Basic intent: In addition to classifying polygons as those that can tile the plane and those that cannot, further probe the non-tiles and grade them in their ability to progress towards a full tiling.
I recently came to know about the Heesch problem. Basic question: which are polygons that can neatly surround themselves with copies but fail to tile the entire plane? Generalization: Which polygons can surround themselves 2,3, n times but fail to tile the plane? The number of 'coronas' a polygon can form around itself with copies of itself is its Heesch number.
Eg: A regular pentagon has Heesch number 0, it cant surround itself neatly even once.
The following polygon has Heesch number 1: Take a regular hexagon with side a and stretch 3 alternate sides to a larger length b (so the edge lengths are a,b,a,b,a,b) keeping all angles at 120 degrees. It can surround itself once with copies of itself - to see this just reflect the polygon about all its edges. See figure below. But it cannot surround the resulting layout neatly with copies of itself.
(Thanks to Profs. Roman Karasev and Arseniy Akokpyan for telling me about this polygon).
Heesch himself had found a convex pentagon which has Heesch number 1. Details are here: https://www.uwgb.edu/dutchs/symmetry/heesch.htm
I dont yet know about convex polygons with higher but finite Heesch numbers.
One could try another tack to classify convex polygons which fail to tile the plane but are better than obvious non-tiles. The Heesch problem is about repeatedly surrounding a central tile with copies. So we tried another topology - tiling the plane by patching together 'walls' of polygons.
Let us define a WALL as a *simply connected* set of points formed with infinitely many polygonal regions and dividing the plane into two disjoint regions A and B such that the distance of any point P_A in region A to any point P_B in region B has a finite lower bound ( intuitively, A and B should be clearly separated by the wall and the wall should have no cavities inside it).
Given a polygon P, we could form a wall W1 out of copies of P, then form another wall W2 with copies of P, then see if the two walls can be 'patched' to form a thicker wall W (W1 and W2 could be identical).
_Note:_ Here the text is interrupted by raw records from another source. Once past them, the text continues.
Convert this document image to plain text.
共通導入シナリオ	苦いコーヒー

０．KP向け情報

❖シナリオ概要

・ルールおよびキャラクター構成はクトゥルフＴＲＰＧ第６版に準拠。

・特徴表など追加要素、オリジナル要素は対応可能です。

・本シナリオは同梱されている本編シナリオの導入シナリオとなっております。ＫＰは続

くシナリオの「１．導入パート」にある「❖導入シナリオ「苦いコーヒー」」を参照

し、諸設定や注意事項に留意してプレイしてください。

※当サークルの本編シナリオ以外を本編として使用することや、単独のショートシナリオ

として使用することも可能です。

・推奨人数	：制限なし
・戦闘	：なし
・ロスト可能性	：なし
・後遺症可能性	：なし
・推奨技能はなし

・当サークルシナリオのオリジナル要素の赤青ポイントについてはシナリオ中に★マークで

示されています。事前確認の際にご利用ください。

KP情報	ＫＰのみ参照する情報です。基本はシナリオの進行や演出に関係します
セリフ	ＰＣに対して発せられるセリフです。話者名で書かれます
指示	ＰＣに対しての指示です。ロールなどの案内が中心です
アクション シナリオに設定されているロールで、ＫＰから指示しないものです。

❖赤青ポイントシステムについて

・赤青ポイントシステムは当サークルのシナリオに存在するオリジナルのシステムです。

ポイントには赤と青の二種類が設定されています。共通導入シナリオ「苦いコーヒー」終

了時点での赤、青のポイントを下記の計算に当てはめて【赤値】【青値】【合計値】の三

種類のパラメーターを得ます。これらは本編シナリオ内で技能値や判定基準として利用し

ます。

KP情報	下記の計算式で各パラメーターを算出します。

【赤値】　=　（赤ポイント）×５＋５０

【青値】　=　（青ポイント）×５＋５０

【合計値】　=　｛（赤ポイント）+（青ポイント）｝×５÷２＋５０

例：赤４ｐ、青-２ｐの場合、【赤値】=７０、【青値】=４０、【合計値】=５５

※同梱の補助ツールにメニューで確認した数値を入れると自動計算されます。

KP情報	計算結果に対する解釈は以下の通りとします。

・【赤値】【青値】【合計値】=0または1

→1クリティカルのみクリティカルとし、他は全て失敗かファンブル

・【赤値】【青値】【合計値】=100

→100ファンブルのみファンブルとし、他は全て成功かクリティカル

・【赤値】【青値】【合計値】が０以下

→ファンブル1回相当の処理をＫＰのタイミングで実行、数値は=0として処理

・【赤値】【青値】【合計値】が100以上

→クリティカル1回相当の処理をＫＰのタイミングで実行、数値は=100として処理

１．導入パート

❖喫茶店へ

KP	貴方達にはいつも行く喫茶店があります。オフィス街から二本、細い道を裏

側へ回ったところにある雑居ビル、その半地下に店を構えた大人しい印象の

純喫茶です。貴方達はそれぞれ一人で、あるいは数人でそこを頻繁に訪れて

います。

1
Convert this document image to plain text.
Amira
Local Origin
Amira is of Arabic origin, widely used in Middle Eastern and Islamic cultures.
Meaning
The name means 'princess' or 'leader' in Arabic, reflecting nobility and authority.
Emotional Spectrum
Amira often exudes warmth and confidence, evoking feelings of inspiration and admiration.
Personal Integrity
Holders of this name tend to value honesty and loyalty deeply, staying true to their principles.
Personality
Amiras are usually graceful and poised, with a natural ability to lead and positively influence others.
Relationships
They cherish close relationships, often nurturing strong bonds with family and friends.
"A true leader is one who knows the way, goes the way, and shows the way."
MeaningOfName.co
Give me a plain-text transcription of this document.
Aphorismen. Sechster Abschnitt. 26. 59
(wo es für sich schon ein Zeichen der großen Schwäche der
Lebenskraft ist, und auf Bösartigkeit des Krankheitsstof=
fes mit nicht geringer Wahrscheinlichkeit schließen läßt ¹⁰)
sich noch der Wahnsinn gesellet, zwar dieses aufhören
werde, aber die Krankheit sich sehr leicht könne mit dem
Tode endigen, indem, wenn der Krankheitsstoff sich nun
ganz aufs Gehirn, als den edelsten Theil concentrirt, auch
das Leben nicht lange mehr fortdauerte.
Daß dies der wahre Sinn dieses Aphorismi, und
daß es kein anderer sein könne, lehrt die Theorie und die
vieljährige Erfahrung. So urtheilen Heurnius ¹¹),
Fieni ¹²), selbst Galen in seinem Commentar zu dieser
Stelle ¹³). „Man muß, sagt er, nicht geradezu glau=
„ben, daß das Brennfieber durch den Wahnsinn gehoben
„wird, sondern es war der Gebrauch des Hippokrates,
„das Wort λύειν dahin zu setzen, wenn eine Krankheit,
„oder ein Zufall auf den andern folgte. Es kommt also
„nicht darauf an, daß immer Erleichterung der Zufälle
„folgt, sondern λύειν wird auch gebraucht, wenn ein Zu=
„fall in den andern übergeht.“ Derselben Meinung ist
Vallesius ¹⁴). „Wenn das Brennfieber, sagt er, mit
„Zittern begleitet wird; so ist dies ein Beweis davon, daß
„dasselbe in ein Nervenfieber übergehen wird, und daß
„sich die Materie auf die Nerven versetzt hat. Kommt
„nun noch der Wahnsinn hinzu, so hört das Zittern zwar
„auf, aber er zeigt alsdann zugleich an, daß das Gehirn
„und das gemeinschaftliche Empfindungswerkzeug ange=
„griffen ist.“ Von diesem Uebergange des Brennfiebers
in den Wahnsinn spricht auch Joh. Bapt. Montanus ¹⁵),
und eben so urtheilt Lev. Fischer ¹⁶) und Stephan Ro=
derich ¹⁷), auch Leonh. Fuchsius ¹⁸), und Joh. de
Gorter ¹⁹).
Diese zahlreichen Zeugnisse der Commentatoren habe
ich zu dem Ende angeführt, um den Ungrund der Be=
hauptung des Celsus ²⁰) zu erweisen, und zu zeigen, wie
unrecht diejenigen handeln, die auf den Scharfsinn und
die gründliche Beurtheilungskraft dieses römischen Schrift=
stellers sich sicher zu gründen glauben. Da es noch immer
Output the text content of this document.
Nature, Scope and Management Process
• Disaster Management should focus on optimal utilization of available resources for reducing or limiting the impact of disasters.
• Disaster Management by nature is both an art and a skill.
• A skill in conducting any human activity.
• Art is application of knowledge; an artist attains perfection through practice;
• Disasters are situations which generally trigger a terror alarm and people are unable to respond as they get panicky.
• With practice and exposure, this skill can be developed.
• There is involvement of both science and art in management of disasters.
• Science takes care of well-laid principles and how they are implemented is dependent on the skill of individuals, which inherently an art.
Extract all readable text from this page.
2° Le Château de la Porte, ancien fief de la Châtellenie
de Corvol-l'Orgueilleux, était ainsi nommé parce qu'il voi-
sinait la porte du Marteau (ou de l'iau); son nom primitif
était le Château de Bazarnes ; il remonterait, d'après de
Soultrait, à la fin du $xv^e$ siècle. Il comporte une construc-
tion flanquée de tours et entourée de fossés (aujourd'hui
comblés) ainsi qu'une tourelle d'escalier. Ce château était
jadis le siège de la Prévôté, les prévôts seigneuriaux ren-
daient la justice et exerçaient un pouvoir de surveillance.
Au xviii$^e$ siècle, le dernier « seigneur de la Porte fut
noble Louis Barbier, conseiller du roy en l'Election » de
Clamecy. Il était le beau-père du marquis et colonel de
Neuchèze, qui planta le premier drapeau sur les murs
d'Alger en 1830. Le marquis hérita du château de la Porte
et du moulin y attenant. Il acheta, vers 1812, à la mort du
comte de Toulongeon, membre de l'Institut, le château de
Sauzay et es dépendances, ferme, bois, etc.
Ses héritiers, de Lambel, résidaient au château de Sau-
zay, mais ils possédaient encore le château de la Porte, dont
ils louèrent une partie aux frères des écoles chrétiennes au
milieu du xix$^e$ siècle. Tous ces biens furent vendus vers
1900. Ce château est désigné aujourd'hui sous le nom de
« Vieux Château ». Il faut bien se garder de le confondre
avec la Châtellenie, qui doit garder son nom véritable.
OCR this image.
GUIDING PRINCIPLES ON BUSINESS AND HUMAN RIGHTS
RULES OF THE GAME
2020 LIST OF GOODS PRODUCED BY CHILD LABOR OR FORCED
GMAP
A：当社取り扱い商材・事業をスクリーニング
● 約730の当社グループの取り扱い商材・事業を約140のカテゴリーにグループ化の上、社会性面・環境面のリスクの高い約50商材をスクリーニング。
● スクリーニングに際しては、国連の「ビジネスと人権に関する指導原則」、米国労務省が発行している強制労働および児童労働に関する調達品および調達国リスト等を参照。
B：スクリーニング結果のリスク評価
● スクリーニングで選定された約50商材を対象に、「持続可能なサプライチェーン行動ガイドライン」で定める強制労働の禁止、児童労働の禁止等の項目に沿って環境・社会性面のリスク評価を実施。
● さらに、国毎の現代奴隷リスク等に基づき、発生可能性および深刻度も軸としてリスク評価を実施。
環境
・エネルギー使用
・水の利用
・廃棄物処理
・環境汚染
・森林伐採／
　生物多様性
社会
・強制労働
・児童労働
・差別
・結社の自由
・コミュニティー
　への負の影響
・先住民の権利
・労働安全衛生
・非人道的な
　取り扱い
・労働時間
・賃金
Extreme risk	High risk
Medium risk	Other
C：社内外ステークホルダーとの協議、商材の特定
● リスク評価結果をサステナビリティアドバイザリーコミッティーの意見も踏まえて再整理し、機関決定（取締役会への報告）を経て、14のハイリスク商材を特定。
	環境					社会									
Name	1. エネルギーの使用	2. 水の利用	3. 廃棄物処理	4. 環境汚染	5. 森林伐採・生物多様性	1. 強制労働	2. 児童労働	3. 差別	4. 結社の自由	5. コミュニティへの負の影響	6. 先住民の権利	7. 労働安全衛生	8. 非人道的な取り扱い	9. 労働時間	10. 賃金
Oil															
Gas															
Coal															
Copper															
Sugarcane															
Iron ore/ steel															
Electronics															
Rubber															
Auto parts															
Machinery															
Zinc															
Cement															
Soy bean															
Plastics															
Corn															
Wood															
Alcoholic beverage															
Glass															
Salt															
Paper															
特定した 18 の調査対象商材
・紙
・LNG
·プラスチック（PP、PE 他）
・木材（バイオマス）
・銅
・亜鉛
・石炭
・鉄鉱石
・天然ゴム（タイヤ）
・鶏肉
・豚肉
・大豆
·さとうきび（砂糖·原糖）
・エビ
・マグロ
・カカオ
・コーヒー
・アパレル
And if this process can be continued indefinitely, P can tile the plane. We could call W1 and W2 to be 'patchable' walls. We could say a wall has thickness t if it can be 'sliced' into t walls.
It is easy to see that copies of any convex polygon P can form walls in infinitely many ways. But for most polygons, even forming 2 patchable walls is impossible. For example, the hexagon with Heesch number 1 above can form 2 patchable walls .
The Heesch polygon (another convex polygon with Heesch number 1) too can form 2 patchable walls - resulting in a wall of thickness 2. In figure below, it is shown how copies of this tile can form a wall that is bounded below by an infinite straight line so an identical wall can be patched to this wall. But it appears that no further patching can be done on to the resulting 2- layer wall to form walls of higher thickness.
Question: Are there non-tiles which can form walls of thickness 3 (or in general n)?